07 octubre 2016

las ciudades taurinas de francia entregan al presidente del senado la carta por las libertades y la diversidad de la cultura

Vía :: Pureza y Emoción |



El pasado martes se llevaron a cabo las ponencias acogidas en el Senado de Francia sobre "El hombre y los animales, ¿hacia un conflicto de civilizaciones?", organizadas por el Observatorio Nacional de las Culturas Taurinas que preside André Viard. Tal y como estaba previsto, ayer miércoles los alcaldes de las 7 ciudades taurinas más importantes de Francia firmaron y proclamaron la "Carta por las libertades y la diversidad de la cultura", que fue entregada al presidente del Senado, Gérard Larcher (segunda personalidad del Estado francés).

Hay que tener en cuenta que cada uno de los alcaldes pertenece a un partido distinto y todos, menos los ecologistas, han sido representados.

Además, el Senado francés podría iniciar una investigación del movimiento animalista, sus ramificación y financiación.

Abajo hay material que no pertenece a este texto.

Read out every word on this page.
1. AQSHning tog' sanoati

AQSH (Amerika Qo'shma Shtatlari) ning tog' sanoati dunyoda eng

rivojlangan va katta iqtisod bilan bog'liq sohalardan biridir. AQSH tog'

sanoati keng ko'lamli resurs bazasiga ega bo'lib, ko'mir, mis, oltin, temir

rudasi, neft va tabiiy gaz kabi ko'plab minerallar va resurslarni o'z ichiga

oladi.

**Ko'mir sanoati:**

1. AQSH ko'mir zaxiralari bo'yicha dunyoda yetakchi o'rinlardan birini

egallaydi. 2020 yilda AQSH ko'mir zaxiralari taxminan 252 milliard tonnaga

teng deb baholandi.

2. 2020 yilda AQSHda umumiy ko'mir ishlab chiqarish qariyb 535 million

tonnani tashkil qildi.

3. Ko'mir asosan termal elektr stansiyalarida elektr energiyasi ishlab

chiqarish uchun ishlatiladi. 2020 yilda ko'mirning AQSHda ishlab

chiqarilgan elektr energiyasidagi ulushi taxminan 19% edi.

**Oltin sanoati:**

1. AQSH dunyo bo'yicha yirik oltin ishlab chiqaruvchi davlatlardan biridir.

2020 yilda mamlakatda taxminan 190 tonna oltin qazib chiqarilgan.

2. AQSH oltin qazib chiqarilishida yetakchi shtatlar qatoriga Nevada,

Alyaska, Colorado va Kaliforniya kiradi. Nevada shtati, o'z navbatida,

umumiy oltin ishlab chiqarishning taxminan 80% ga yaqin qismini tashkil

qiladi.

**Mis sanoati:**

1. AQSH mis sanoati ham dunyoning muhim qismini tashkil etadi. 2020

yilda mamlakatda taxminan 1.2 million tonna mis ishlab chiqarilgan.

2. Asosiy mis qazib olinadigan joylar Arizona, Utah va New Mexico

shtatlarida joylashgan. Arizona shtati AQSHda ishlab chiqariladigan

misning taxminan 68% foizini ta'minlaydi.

La carta íntegra, firmada por los alcaldes de Arles, Bayona, Béziers, Dax, Mont de Marsan, Nîmes y Vic Fezensac, dice lo siguiente:

Espíritu del Sur

Carta por las libertades y la diversidad de la cultura

En un mundo que se globaliza hasta el riesgo de provocar la desaparición de numerosas culturas minoritarias, es indispensable recordar (tal y como los Estados miembros se han comprometido por las convenciones de la UNESCO 2003 y 2005 en pro de la protección y promoción del Patrimonio Cultural Inmaterial y en pro de la diversidad de las expresiones culturales) que las mismas, mientras no atenten contra los Derechos del Hombre, deben ser respetadas y podrán transmitirse en total libertad.

A semejanza de las diversas formas de caza, pesca, artes y prácticas agrícolas que, en conjunto, participan en este Espíritu del Sur, el cual se fundamenta en un patrimonio ancestral ampliamente compartido en las regiones de Midi, Gascoña y Provenza, y aún más allá, como es el caso de la Tauromaquia cuyo marco jurídico quedó certificado conforme a la Constitución por decisión del Consejo Constitucional del 21 de septiembre de 2012 y que, igualmente respecto a la legislación europea, constituye una excepción cultural legítima en la tradición de estas regiones.

En el nombre de todas las ciudades taurinas de Francia y de millones de ciudadanos franceses que se identifican con los valores de la cultura taurina, exigimos al Estado francés tomar en consideración este patrimonio ancestral, cuyos primeros testimonios aparecieron en las cuevas de Dordoña hace 23.000 años, y cuyas diversas manifestaciones han acompañado a la historia de Francia desde su creación, y garantizar su preservación tal y como se comprometió en 2011, al quedar inscrita en el Inventario del Patrimonio Cultural Inmaterial de Francia.